O Ministério de Minas e Energia (MME) manifestou sua preocupação em relação à queda de aproximadamente 586 mil beneficiários da Tarifa Social de Energia Elétrica (TSEE) entre abril de 2025 e abril de 2026. Em um ofício enviado à Agência Nacional de Energia Elétrica (Aneel), o MME solicitou explicações sobre os impactos da transição cadastral da TSEE e a implementação do Programa Luz do Povo.
A redução no número de beneficiários foi destacada pela Abrade, associação que representa as distribuidoras de Energia Elétrica. A entidade apontou dificuldades operacionais relacionadas à Resolução Normativa nº 1.147/2025, especialmente no que tange à exigência de compatibilização entre o titular da unidade consumidora e os registros do Cadastro Único (CadÚnico) e do Benefício de Prestação Continuada (BPC).

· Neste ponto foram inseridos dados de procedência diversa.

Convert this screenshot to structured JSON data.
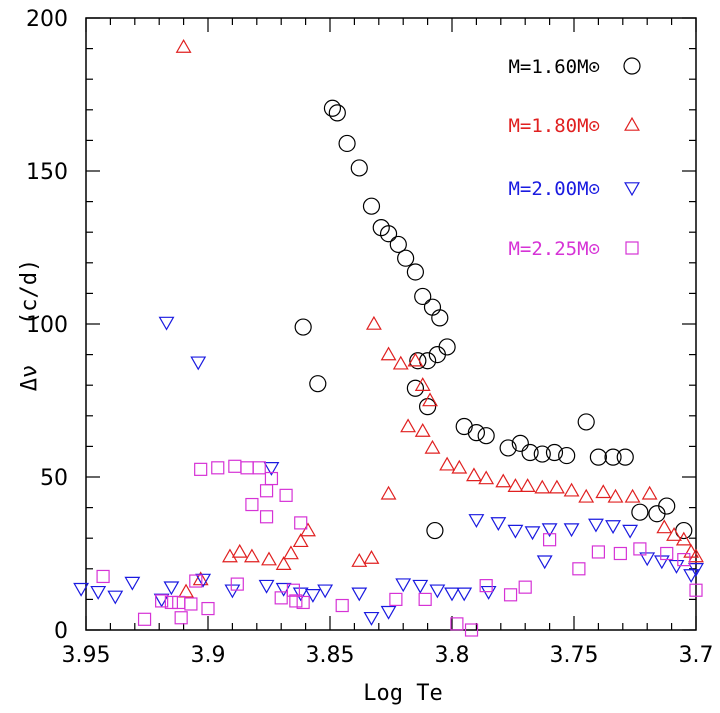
{
  "chart_data": {
    "type": "scatter",
    "title": "",
    "xlabel": "Log Te",
    "ylabel": "Δν   (c/d)",
    "xlim": [
      3.95,
      3.7
    ],
    "ylim": [
      0,
      200
    ],
    "x_ticks": [
      "3.95",
      "3.9",
      "3.85",
      "3.8",
      "3.75",
      "3.7"
    ],
    "y_ticks": [
      "0",
      "50",
      "100",
      "150",
      "200"
    ],
    "grid": false,
    "legend_position": "top-right",
    "series": [
      {
        "name": "M=1.60M⊙",
        "marker": "circle",
        "color": "#000000",
        "points": [
          [
            3.849,
            170.5
          ],
          [
            3.847,
            169
          ],
          [
            3.843,
            159
          ],
          [
            3.838,
            151
          ],
          [
            3.833,
            138.5
          ],
          [
            3.829,
            131.5
          ],
          [
            3.826,
            129.5
          ],
          [
            3.822,
            126
          ],
          [
            3.819,
            121.5
          ],
          [
            3.815,
            117
          ],
          [
            3.812,
            109
          ],
          [
            3.808,
            105.5
          ],
          [
            3.805,
            102
          ],
          [
            3.802,
            92.5
          ],
          [
            3.806,
            90
          ],
          [
            3.814,
            88
          ],
          [
            3.81,
            88
          ],
          [
            3.815,
            79
          ],
          [
            3.81,
            73
          ],
          [
            3.795,
            66.5
          ],
          [
            3.79,
            64.5
          ],
          [
            3.786,
            63.5
          ],
          [
            3.777,
            59.5
          ],
          [
            3.772,
            61
          ],
          [
            3.768,
            58
          ],
          [
            3.763,
            57.5
          ],
          [
            3.758,
            58
          ],
          [
            3.753,
            57
          ],
          [
            3.745,
            68
          ],
          [
            3.74,
            56.5
          ],
          [
            3.734,
            56.5
          ],
          [
            3.729,
            56.5
          ],
          [
            3.723,
            38.5
          ],
          [
            3.716,
            38
          ],
          [
            3.712,
            40.5
          ],
          [
            3.705,
            32.5
          ],
          [
            3.861,
            99
          ],
          [
            3.855,
            80.5
          ],
          [
            3.807,
            32.5
          ]
        ]
      },
      {
        "name": "M=1.80M⊙",
        "marker": "triangle-up",
        "color": "#e02020",
        "points": [
          [
            3.91,
            190.5
          ],
          [
            3.832,
            100
          ],
          [
            3.826,
            90
          ],
          [
            3.821,
            87
          ],
          [
            3.815,
            88
          ],
          [
            3.812,
            80
          ],
          [
            3.809,
            75
          ],
          [
            3.818,
            66.5
          ],
          [
            3.812,
            65
          ],
          [
            3.808,
            59.5
          ],
          [
            3.802,
            54
          ],
          [
            3.797,
            53
          ],
          [
            3.791,
            50.5
          ],
          [
            3.786,
            49.5
          ],
          [
            3.779,
            48.5
          ],
          [
            3.774,
            47
          ],
          [
            3.769,
            47
          ],
          [
            3.763,
            46.5
          ],
          [
            3.757,
            46.5
          ],
          [
            3.751,
            45.5
          ],
          [
            3.745,
            43.5
          ],
          [
            3.738,
            45
          ],
          [
            3.733,
            43.5
          ],
          [
            3.726,
            43.5
          ],
          [
            3.719,
            44.5
          ],
          [
            3.713,
            33.5
          ],
          [
            3.709,
            31
          ],
          [
            3.705,
            29.5
          ],
          [
            3.7,
            24
          ],
          [
            3.702,
            25.5
          ],
          [
            3.826,
            44.5
          ],
          [
            3.838,
            22.5
          ],
          [
            3.833,
            23.5
          ],
          [
            3.869,
            21.5
          ],
          [
            3.866,
            25
          ],
          [
            3.862,
            29
          ],
          [
            3.859,
            32.5
          ],
          [
            3.875,
            23
          ],
          [
            3.882,
            24
          ],
          [
            3.887,
            25.5
          ],
          [
            3.891,
            24
          ],
          [
            3.903,
            16.5
          ],
          [
            3.909,
            12.5
          ]
        ]
      },
      {
        "name": "M=2.00M⊙",
        "marker": "triangle-down",
        "color": "#1a1ae0",
        "points": [
          [
            3.917,
            100.5
          ],
          [
            3.904,
            87.5
          ],
          [
            3.874,
            53
          ],
          [
            3.952,
            13.5
          ],
          [
            3.945,
            12.5
          ],
          [
            3.938,
            11
          ],
          [
            3.931,
            15.5
          ],
          [
            3.919,
            10
          ],
          [
            3.915,
            14
          ],
          [
            3.902,
            16.5
          ],
          [
            3.89,
            13
          ],
          [
            3.876,
            14.5
          ],
          [
            3.869,
            13.5
          ],
          [
            3.862,
            12
          ],
          [
            3.857,
            11.5
          ],
          [
            3.852,
            13
          ],
          [
            3.838,
            12
          ],
          [
            3.833,
            4
          ],
          [
            3.826,
            6
          ],
          [
            3.82,
            15
          ],
          [
            3.813,
            14.5
          ],
          [
            3.806,
            13
          ],
          [
            3.8,
            12
          ],
          [
            3.79,
            36
          ],
          [
            3.781,
            35
          ],
          [
            3.774,
            32.5
          ],
          [
            3.767,
            32
          ],
          [
            3.76,
            33
          ],
          [
            3.751,
            33
          ],
          [
            3.741,
            34.5
          ],
          [
            3.734,
            34
          ],
          [
            3.727,
            32.5
          ],
          [
            3.72,
            23.5
          ],
          [
            3.714,
            22.5
          ],
          [
            3.708,
            21
          ],
          [
            3.702,
            18
          ],
          [
            3.7,
            20
          ],
          [
            3.795,
            12
          ],
          [
            3.762,
            22.5
          ],
          [
            3.785,
            12.5
          ]
        ]
      },
      {
        "name": "M=2.25M⊙",
        "marker": "square",
        "color": "#d633d6",
        "points": [
          [
            3.943,
            17.5
          ],
          [
            3.926,
            3.5
          ],
          [
            3.915,
            9
          ],
          [
            3.911,
            4
          ],
          [
            3.903,
            52.5
          ],
          [
            3.896,
            53
          ],
          [
            3.889,
            53.5
          ],
          [
            3.884,
            53
          ],
          [
            3.879,
            53
          ],
          [
            3.876,
            45.5
          ],
          [
            3.874,
            49.5
          ],
          [
            3.882,
            41
          ],
          [
            3.876,
            37
          ],
          [
            3.868,
            44
          ],
          [
            3.862,
            35
          ],
          [
            3.865,
            13
          ],
          [
            3.861,
            9
          ],
          [
            3.864,
            9.5
          ],
          [
            3.87,
            10.5
          ],
          [
            3.888,
            15
          ],
          [
            3.9,
            7
          ],
          [
            3.905,
            16
          ],
          [
            3.919,
            9.5
          ],
          [
            3.912,
            9
          ],
          [
            3.907,
            8.5
          ],
          [
            3.845,
            8
          ],
          [
            3.823,
            10
          ],
          [
            3.811,
            10
          ],
          [
            3.798,
            2
          ],
          [
            3.792,
            0
          ],
          [
            3.786,
            14.5
          ],
          [
            3.776,
            11.5
          ],
          [
            3.77,
            14
          ],
          [
            3.76,
            29.5
          ],
          [
            3.748,
            20
          ],
          [
            3.74,
            25.5
          ],
          [
            3.731,
            25
          ],
          [
            3.723,
            26.5
          ],
          [
            3.712,
            25
          ],
          [
            3.705,
            23
          ],
          [
            3.7,
            13
          ]
        ]
      }
    ]
  }
}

Dados do MME revelam que o total de unidades consumidoras beneficiadas caiu de 17,1 milhões em abril de 2025 para 16,6 milhões em abril de 2026, representando uma diminuição de 3,4%. Durante o mesmo período, a participação da Tarifa Social entre os consumidores residenciais também apresentou queda, passando de 20,99% para 19,29%. Em contrapartida, o número total de unidades consumidoras residenciais aumentou em mais de 3,3 milhões.
Embora o MME reconheça que os dados não estabelecem uma relação causal direta entre a diminuição de beneficiários e a implementação dos novos critérios de enquadramento, a pasta enfatiza a importância de um acompanhamento contínuo da transição cadastral e de uma avaliação dos impactos sobre a cobertura da política pública. Essa análise é especialmente relevante dada a importância social da Tarifa Social de Energia Elétrica e do Programa Luz do Povo.
O Programa Luz do Povo foi instituído pela Medida Provisória nº 1.300/2025, que posteriormente foi convertida na Lei nº 15.235/2025. A iniciativa reformulou a Tarifa Social de Energia Elétrica, garantindo gratuidade para o consumo de até 80 kWh mensais às famílias inscritas no CadÚnico com renda familiar per capita de até meio salário mínimo, aos beneficiários do BPC e a outros grupos previstos em lei.
Além disso, o programa introduziu o Desconto Social de Energia Elétrica, que é destinado às famílias com renda per capita entre meio e um salário mínimo. Essa medida oferece isenção da parcela da CDE incidente sobre o consumo de até 120 kWh mensais.